My recent tirade against bailing out the hedge fund half of AIG makes much more sense when you consider who is actually getting all of the taxpayer largesse: Counter-parties of AIG, especially one Goldman Sachs. Some estimates have been in excess of $25 billion to GS.As AIG ran into the arms of the Fed for the first of 4 bailouts, Bloomberg reported:
“As much as $37 billion from federal bailout loans to American International Group Inc. has gone to investment banks including Goldman Sachs Group Inc., the firm Treasury Secretary Henry Paulson used to run.
Without the government money, Goldman, Merrill Lynch & Co., Morgan Stanley, Deutsche Bank AG and other firms could have become some of the biggest creditors in a bankruptcy filing by AIG, the world’s largest insurer, because of its billions in losses on subprime bonds and corporate debt. The firms received cash as AIG borrowed from a Federal Reserve credit line endorsed by Paulson, Goldman’s former chief executive. The insurer had borrowed $44.6 billion from the credit line as of Sept. 25, the Federal Reserve reported that day.”
Other rumored recipients of taxpayer dole include Morgan Stanley, Merrill Lynch, and Deutsche Bank.
Why rumored? Because of the infuriating refusal to turn over any information as to who these counter-parties are by the Fed and Treasury:
“The Fed refused yesterday to disclose the names of the borrowers and the loans, alleging that it would cast “a stigma” on recipients of more than $1.9 trillion of emergency credit from U.S. taxpayers and the assets the central bank is accepting as collateral.
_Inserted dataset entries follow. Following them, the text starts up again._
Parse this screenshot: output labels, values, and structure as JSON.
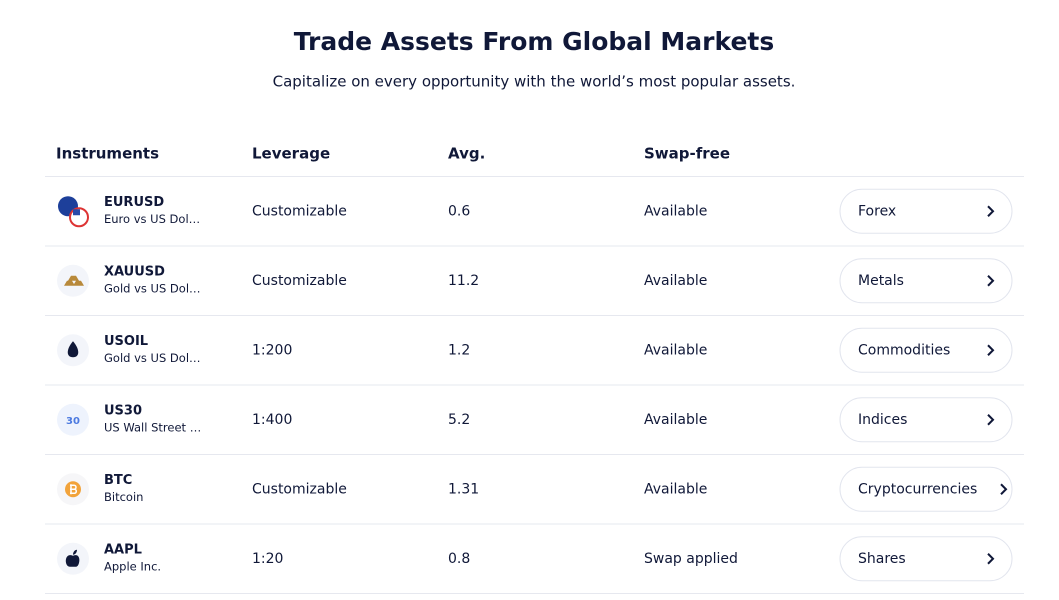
{
  "header": {
    "title": "Trade Assets From Global Markets",
    "subtitle": "Capitalize on every opportunity with the world’s most popular assets."
  },
  "table": {
    "columns": [
      "Instruments",
      "Leverage",
      "Avg.",
      "Swap-free"
    ],
    "rows": [
      {
        "symbol": "EURUSD",
        "name": "Euro vs US Dol…",
        "leverage": "Customizable",
        "avg": "0.6",
        "swap": "Available",
        "category": "Forex"
      },
      {
        "symbol": "XAUUSD",
        "name": "Gold vs US Dol…",
        "leverage": "Customizable",
        "avg": "11.2",
        "swap": "Available",
        "category": "Metals"
      },
      {
        "symbol": "USOIL",
        "name": "Gold vs US Dol…",
        "leverage": "1:200",
        "avg": "1.2",
        "swap": "Available",
        "category": "Commodities"
      },
      {
        "symbol": "US30",
        "icon_text": "30",
        "name": "US Wall Street …",
        "leverage": "1:400",
        "avg": "5.2",
        "swap": "Available",
        "category": "Indices"
      },
      {
        "symbol": "BTC",
        "name": "Bitcoin",
        "leverage": "Customizable",
        "avg": "1.31",
        "swap": "Available",
        "category": "Cryptocurrencies"
      },
      {
        "symbol": "AAPL",
        "name": "Apple Inc.",
        "leverage": "1:20",
        "avg": "0.8",
        "swap": "Swap applied",
        "category": "Shares"
      }
    ]
  }
}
Fed secrecy was the focus of a Senate Banking Committee hearing today in which the panel’s top two members said the central bank’s reluctance to identify companies benefiting from the American International Group bailout risks undermining public confidence in the government.
“If the American taxpayer’s money is at stake, and it is, big time, I believe the American taxpayers, the people, and this committee, we need to know who benefited, where this money went,” said Senator Richard Shelby of Alabama, the committee’s top Republican. “There is no transparency.” (emphasis added)
Who is being made whole at the taxpayer expense? The taxpayer isn’t merely getting screwed here, we are taking the royal shaft up the patootie in previously unimaginable ways.
Oh yeah. And it turns out Ritholz was right about the AIG money:
“The beneficiaries of the government’s bailout of American International Group Inc. include at least two dozen U.S. and foreign financial institutions that have been paid roughly $50 billion since the Federal Reserve first extended aid to the insurance giant.
Among those institutions are Goldman Sachs Group Inc. and Germany’s Deutsche Bank AG, each of which received roughly $6 billion in payments between mid-September and December 2008, according to a confidential document and people familiar with the matter.
Other banks that received large payouts from AIG late last year include Merrill Lynch, now part of Bank of America Corp., and French bank Société Générale SA.
More than a dozen firms with smaller exposures to AIG also received payouts, including Morgan Stanley, Royal Bank of Scotland Group PLC and HSBC Holdings PLC, according to the confidential document.”
Nouriel Roubini explains:
Krugman argues for formal nationalization:“In the meantime, the massacre in financial markets and among financial firms is continuing. The debate on “bank nationalization” is borderline surreal, with the U.S. government having already committed–between guarantees, investment, recapitalization and liquidity provision–about $9 trillion of government financial resources to the financial system (and having already spent $2 trillion of this staggering $9 trillion figure).
Thus, the U.S. financial system is de facto nationalized, as the Federal Reserve has become the lender of first and only resort rather than the lender of last resort, and the U.S. Treasury is the spender and guarantor of first and only resort. The only issue is whether banks and financial institutions should also be nationalized de jure.
. . . AIG, which lost $62 billion in the fourth quarter and $99 billion in all of 2008 and is already 80% government-owned. With such staggering losses, it should be formally 100% government-owned. And now the Fed and Treasury commitments of public resources to the bailout of the shareholders and creditors of AIG have gone from $80 billion to $162 billion.
The benefits from nationalization come from (a) giving taxpayers a share of the upside rather than just a share of the downside, which is where we are now (b) ending the gaming of the system, even looting, that is encouraged by the current system of implicit guarantees (Simon Johnson has been very good on that) (c) making it politically and fiscally feasible to put in enough capital to revitalize the system. These advantages are there whatever you decide to do with junior bank debt.